Beck unwound his lanky frame and ambled over to shake my hand. He had thinning sandy hair and pale, slightly hyperthyroid blue eyes that didn’t blink once as they neatly scanned and filed me. He was dressed with the same studied anonymity as Kohler, dark suit, white shirt, sober silk knit tie, neatly knotted, a sliver of crisp white handkerchief in the breast pocket. Even their plainclothes were a uniform. Kohler gestured to the old man in the corner.
“And that’s Professor von Leeb, from the Seidlitz Institute.”
The Professor jumped to his feet and snapped a spindly arm into the air. I was a bit taken back, since nobody really salutes anymore except on holidays, but I mumbled a perfunctory heil and flapped my right hand up, feeling silly.
“The Professor’s just flown in from Berlin,” Kohler said meaningfully. “He’s in New York on official business.”
Kohler took the leather chair facing the desk as I settled myself, pretending to shuffle some papers on the blotter while I thought quickly.
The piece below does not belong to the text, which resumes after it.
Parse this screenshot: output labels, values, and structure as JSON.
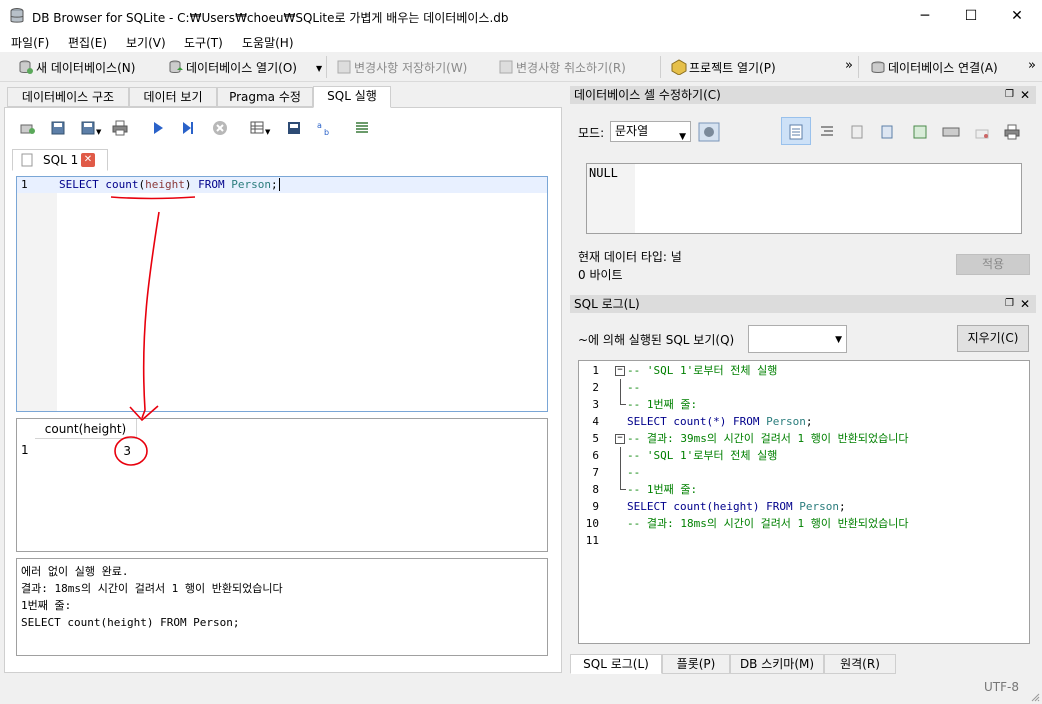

Okay, a VIP despite his looks, but what was he doing in the 23rd Precinct? I hoped his car hadn’t been lifted too.
“I’ve explained how you helped us with that Toronto business, Bill, and the discretion you showed then.” Kohler spoke slowly, carefully, and I couldn’t miss the caution in his voice. “The Professor is assured you’ll exercise the same discretion in the matter that concerns us now.”
I nodded, in place of anything better to do.
Von Leeb looked at me intently, his little bird-eyes bright. “Those priests, you have no more trouble?” His voice was shrill, laced with a strong Bavarian accent, and his Adam’s apple bobbed in the scarecrow neck as he spoke.
“No,” I answered evenly, “there’s been no more trouble.” Christ, half the Nips in Canada had been purged. “The Imperial Mission granted us full cooperation, and it’s understood the Emperor’s protection extends only to Christians in the Home Islands.”
The old man bounced on his seat.
“Soon it shall not extend even there!” His withered hands, mottled with liver marks, danced angrily on the briefcase. Apparently he went along with the Contraxists and wasn’t afraid to say so, which meant he was either very dumb or very high-placed, and in either case I wasn’t going to take him up on it. I looked at Kohler, almost in appeal.